La disoccupazione e l’inadeguatezza retributiva causano moltissimi problemi sociali: scoraggiano la natalità, provocano disagi e malattie, favoriscono la criminalità e spingono all’emigrazioni in altri paesi d’Europa, soprattutto fra i giovani.
Le morti sul lavoro
Spina nel fianco del mondo del lavoro italiano è il problema della sicurezza: la tragedia delle morti sul lavoro. Un’emergenza che non appresta ad arrestarsi.
Da inizio gennaio ad oggi l’Inail conta circa 1077 morti sul lavoro, 512 mila infortuni e 88 mila malattie professionali.
In Italia, in pratica, muoiono tre persone al giorno mentre stanno lavorando.
Un dato inaccettabile. Non si può morire di lavoro.
Gli interventi da mettere in atto sono più che urgenti: la Premier conta di poter annunciare un investimento pari ad un miliardo da ripartire tra formazione ed interventi diretti al riammodernamento e messa in sicurezza di impianti e stabilimenti.

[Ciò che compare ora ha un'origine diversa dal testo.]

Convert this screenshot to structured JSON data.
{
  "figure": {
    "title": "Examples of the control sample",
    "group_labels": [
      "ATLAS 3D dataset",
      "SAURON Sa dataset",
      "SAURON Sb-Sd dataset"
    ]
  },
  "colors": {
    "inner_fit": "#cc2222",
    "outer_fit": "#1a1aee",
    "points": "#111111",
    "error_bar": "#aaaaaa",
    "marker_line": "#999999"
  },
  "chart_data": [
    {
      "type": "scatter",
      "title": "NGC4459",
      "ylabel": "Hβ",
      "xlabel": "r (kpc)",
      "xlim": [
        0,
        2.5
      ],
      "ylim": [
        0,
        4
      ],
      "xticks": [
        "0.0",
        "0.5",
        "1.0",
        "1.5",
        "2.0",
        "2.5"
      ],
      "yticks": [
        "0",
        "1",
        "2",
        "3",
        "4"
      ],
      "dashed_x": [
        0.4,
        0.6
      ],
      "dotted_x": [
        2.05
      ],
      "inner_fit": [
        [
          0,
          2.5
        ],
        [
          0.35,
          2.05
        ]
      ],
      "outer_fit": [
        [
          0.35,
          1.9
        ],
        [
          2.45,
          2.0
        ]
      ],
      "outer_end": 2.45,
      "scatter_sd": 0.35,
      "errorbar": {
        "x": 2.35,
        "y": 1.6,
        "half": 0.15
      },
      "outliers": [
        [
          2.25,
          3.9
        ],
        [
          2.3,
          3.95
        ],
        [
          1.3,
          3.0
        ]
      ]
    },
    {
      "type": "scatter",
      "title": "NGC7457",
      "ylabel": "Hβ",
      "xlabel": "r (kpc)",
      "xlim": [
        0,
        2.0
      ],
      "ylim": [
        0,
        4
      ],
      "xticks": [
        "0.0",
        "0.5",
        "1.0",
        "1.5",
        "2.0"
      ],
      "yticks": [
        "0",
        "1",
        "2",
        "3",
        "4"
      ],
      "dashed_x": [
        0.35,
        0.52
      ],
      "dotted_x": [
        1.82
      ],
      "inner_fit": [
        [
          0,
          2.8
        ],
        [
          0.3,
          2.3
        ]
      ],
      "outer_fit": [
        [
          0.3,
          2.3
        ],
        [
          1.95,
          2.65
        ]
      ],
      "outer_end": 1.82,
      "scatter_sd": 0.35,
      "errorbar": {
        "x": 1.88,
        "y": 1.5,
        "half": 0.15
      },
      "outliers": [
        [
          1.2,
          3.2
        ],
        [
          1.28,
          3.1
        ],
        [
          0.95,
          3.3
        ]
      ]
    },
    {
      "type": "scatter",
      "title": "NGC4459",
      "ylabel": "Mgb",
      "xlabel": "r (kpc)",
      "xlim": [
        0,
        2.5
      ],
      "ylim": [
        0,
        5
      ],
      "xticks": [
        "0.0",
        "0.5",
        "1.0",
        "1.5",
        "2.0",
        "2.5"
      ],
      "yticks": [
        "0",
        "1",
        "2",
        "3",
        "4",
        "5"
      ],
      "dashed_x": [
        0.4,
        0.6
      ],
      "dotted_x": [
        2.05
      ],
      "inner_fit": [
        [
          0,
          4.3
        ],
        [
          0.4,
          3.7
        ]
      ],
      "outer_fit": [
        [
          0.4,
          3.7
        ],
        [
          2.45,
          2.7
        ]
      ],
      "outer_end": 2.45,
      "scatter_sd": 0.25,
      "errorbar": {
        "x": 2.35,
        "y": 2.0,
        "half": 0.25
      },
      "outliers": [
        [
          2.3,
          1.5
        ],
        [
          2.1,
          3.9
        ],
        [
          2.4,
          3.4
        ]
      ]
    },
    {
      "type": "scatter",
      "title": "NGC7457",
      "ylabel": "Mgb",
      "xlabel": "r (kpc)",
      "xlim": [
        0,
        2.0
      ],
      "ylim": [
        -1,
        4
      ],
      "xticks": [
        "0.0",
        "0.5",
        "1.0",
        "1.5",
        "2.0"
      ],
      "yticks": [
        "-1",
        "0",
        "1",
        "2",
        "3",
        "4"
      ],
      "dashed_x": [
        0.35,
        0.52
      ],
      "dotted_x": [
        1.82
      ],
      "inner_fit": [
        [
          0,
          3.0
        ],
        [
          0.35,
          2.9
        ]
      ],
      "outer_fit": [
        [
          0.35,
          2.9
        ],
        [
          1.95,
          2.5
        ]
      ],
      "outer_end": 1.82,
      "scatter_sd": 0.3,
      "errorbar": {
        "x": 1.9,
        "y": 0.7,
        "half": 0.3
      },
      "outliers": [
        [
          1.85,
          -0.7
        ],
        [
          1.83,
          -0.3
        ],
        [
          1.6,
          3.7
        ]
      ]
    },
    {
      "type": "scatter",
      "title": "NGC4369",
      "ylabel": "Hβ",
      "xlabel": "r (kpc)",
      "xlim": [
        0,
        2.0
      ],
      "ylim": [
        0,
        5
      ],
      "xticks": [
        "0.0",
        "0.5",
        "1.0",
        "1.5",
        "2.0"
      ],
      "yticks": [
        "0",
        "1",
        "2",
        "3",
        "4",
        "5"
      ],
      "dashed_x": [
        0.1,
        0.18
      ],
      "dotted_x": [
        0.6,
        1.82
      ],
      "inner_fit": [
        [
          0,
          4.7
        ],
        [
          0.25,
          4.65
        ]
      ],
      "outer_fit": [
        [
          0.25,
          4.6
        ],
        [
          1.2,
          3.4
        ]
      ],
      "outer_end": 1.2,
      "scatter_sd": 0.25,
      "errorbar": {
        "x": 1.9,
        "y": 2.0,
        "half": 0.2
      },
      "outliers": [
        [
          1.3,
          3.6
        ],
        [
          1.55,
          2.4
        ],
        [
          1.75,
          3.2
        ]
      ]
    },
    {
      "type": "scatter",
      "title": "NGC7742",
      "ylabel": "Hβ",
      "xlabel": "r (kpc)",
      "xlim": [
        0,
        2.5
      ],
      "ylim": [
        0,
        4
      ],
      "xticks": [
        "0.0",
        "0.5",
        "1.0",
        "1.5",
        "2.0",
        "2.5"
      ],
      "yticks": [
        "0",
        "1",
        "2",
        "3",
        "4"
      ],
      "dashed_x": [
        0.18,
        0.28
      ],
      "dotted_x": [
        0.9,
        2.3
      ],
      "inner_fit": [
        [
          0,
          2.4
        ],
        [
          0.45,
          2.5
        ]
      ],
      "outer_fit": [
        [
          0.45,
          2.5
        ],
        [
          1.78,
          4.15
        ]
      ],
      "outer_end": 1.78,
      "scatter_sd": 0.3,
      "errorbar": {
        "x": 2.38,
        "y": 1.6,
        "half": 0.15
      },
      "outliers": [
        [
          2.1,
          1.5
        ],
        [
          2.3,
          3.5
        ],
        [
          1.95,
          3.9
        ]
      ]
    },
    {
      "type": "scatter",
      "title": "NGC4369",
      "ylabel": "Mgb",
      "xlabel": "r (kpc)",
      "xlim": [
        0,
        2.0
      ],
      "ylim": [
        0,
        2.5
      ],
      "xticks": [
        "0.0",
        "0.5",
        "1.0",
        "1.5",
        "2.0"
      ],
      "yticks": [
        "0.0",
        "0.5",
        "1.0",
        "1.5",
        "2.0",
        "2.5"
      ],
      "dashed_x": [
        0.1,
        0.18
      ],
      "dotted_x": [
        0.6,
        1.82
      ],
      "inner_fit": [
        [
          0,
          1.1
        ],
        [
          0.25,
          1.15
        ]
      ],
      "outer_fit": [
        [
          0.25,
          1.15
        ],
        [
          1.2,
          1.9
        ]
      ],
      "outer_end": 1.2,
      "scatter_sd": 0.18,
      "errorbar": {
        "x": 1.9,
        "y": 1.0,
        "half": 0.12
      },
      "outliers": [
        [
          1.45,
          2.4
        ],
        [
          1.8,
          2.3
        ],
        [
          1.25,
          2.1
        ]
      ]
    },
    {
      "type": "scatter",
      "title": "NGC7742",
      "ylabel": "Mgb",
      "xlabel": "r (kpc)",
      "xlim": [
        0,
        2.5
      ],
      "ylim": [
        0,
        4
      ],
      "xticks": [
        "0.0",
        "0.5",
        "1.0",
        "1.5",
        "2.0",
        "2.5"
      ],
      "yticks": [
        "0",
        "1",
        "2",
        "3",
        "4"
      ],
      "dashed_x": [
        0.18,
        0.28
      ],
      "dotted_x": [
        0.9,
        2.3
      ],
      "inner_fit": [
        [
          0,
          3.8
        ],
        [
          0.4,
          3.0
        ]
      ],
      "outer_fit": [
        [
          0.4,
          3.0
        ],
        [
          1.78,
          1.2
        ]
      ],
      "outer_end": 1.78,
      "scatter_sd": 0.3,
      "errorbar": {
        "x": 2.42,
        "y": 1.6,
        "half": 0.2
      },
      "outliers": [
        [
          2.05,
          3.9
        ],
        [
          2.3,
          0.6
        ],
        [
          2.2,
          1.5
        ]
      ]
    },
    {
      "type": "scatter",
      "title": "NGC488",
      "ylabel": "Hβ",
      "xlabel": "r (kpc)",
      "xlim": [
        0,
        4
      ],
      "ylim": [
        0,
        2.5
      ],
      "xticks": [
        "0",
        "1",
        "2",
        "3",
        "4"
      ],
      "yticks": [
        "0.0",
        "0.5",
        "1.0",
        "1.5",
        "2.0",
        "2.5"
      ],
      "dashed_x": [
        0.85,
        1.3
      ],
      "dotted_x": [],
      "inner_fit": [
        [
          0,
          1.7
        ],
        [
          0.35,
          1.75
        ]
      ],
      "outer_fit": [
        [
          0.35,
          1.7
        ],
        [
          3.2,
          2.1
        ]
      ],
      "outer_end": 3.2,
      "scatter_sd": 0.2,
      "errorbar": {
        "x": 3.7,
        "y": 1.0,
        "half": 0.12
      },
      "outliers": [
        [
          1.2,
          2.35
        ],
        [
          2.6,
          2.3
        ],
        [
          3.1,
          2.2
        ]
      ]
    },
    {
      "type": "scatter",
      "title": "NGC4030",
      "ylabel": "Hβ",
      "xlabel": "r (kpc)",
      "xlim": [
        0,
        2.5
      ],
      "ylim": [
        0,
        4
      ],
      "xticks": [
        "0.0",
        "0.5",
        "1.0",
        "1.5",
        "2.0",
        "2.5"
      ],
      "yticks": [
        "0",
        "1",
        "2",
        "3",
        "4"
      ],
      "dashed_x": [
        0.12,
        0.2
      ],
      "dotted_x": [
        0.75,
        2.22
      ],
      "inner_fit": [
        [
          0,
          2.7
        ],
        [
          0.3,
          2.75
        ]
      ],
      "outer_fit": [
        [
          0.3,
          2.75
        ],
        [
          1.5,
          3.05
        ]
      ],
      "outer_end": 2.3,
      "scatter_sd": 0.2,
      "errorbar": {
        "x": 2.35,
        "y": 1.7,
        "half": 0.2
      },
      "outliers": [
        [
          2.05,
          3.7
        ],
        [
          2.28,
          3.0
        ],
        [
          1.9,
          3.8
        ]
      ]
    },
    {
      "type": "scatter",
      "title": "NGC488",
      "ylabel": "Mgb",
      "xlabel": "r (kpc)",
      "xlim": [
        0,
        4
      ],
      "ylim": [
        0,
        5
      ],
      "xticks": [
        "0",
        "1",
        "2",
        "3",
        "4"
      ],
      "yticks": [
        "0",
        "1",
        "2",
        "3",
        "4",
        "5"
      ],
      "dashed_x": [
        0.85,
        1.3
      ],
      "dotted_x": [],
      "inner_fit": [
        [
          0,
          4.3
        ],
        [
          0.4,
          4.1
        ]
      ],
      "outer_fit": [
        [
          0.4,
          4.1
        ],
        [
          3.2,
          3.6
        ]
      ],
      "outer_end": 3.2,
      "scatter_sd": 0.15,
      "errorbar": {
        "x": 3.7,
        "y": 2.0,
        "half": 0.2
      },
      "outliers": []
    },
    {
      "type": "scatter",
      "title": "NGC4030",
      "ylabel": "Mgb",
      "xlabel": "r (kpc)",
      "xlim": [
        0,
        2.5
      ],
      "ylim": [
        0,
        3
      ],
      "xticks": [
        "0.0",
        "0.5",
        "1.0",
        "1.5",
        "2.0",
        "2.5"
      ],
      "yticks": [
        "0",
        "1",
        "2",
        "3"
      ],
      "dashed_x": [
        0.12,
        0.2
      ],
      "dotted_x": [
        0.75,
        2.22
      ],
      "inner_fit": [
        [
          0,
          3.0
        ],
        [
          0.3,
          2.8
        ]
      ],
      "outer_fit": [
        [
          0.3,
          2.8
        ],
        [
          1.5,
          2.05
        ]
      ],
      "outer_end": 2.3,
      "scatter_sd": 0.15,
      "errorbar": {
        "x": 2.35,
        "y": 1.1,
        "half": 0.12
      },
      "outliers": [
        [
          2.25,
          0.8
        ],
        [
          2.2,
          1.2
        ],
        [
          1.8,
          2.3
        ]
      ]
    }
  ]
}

C’è tanto da fare: posti di lavoro da creare, uguaglianza tra uomini e donne da rispettare, orari da ridurre, salari da incrementare e sicurezza, igiene e tutele da incrementare.
C’è soprattutto una cultura da recuperare.
Una cultura che ponga l’uomo (l’essere umano) al centro degli obiettivi della politica ed il lavoro, a sua volta, elemento fondamentale per la libertà e la dignità dell’uomo.
Il lavoro è fondamentale per la sopravvivenza della democrazia.
La sua mancanza o la sua inadeguatezza comportano tensioni che possono minare la democrazia stessa.
Un lavoratore sano e sereno è una persona serena che vive bene il suo tempo e che si impegna alla solidarietà sociale e al buon funzionamento della vita civile, che garantisce il corretto funzionamento dell’intera macchina democratica.